We can, for example, refinance our mortgage to get cash out to pay for school. In fact, I found, through an article in The New York Times, a company called SoFi (Social Finance) that has a Parent in school refi program. But there are many possibilities for how to do this sort of thing, and we are not that skilled in running various set of numbers. For example, here is a little chart of the various possibilities of interest rates available to us, each with it own one-time fee ("points"). I have no way of doing the calculations that will tell me which is the better deal.

also, we currently have a 30-year fixed mortgage on our home with an interest rate that's somewhat lower than these interest rates (because interest rates have gone up). So that's another factor. In other words, we could keep our current mortgage and borrow some other way (student loans, although I hate them) or a home equity loan (though I will not borrow with a variable rate).

So -- what I really want is an advisor I can pay to, well, give advice about this subject. Any recommendations?

NOW, before you are kind enough to post a response, let me please tell you:

-- Do not say my child should finance his own law school any way he can and it is none of our business, even if any loans he could take out would be at a higher interest rates and killing monthly payments because they are 10-year loans

-- Do not say that borrowing against our mortgage puts our housing at risk if we can't, at some time in the future, pay back the loan (We can and we will.)

-- Do not say that law school isn't "worth it" because nobody gets a job, or the jobs are low-paying, or that anything about going to law school is stupid or a "bad value" or etc. etc.,

in other words, NO MORALISM, thanks in advance.
posted by DMelanogaster to Work & Money (9 answers total) 2 users marked this as a favorite
 
You are effectively shopping for loans, and an entity that sells both mortgages and student loans would be in position to explain the comparison. Perhaps you have a relationship with a banker or bank that could set you on the right path? They may not have best deal available, but might give enough insight to shop other vendors.

Schools' financial aid offices will also have lots of information about the educational loan piece of it and will have undoubtedly wrestled with your exact issue before. Those folks work hard to get students to enroll.
posted by GPF at 9:57 AM on August 14, 2017 [1 favorite]


I have no way of doing the calculations that will tell me which is the better deal.

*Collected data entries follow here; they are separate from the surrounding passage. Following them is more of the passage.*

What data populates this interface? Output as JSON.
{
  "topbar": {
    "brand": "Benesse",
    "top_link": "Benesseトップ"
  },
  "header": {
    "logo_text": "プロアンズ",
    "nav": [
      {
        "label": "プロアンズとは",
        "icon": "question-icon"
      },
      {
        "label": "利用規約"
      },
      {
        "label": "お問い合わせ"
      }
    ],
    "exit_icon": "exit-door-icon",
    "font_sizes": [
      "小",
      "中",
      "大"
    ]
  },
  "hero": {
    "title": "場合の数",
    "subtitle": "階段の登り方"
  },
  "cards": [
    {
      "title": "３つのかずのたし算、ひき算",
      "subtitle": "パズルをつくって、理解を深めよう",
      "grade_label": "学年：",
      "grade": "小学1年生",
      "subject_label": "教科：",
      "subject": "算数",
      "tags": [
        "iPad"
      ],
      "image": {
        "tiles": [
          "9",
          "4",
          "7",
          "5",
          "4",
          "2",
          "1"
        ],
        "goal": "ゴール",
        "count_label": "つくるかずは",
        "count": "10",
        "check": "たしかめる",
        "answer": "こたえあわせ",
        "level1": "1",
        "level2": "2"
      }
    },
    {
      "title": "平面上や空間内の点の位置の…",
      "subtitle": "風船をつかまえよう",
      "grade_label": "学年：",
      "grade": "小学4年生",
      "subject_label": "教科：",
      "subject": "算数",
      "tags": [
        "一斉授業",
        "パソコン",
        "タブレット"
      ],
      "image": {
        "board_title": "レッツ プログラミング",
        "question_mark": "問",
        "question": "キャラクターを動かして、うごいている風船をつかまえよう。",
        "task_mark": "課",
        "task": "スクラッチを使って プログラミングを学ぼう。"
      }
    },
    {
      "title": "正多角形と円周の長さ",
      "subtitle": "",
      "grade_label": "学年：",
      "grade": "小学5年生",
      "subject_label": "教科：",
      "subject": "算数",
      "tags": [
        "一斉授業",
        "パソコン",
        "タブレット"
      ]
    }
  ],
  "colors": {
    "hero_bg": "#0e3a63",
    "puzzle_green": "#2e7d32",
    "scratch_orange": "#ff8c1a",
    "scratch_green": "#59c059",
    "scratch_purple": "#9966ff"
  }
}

Getting a decent estimate of this is actually a pretty straightforward two-step process if you assume repayment of the loan will occur exactly as planned.

(1) The cost of the loan itself: The chart gives you the monthly payment over the life of the loan. So just multiply the monthly payment by the term (in months) of the loan. That will give you the cost of the loan itself.

(2) The foregone interest: You need to calculate the amount you are forgoing by paying "points"--the money that that money would earn over time if you weren't giving it to Sofi. The most conservative rate to use for that is the current "risk-free" rate: 1.22%. Take the "points" amount and plunk it into this calculator with 1.22%, compounded monthly: http://www.thecalculatorsite.com/finance/calculators/compoundinterestcalculator.php. The interest is what you are giving up.

Add (1) and (2). Voila: a decent estimate of the cost of the loan.

I haven't run the calculations here, but ordinarily when you are paying no points up front you are effectively financing what would otherwise be the up-front payment. You would expect a greater up-front payment to mean a lower interest rate and a lower cost over the life of the loan.

Do not say that borrowing against our mortgage puts our housing at risk if we can't, at some time in the future, pay back the loan (We can and we will.)

This is not a moralistic point: you are talking about taking out two different kinds of loans. One is secured, the other is not. One will have access as of right to deferments, income-driven repayment plans, and, potentially, public service loan forgiveness; one will not. On the other hand, one is dischargeable in bankruptcy, the other is not. These are practical considerations you would do well to consider and which any competent advisor should raise with you.

Any advisor you choose should be fee-only. For God's sake, do not go to a bank for help. They are salespeople, not advisors, and they have absolutely no requirement to act in your best interest.
posted by praemunire at 10:02 AM on August 14, 2017 [3 favorites]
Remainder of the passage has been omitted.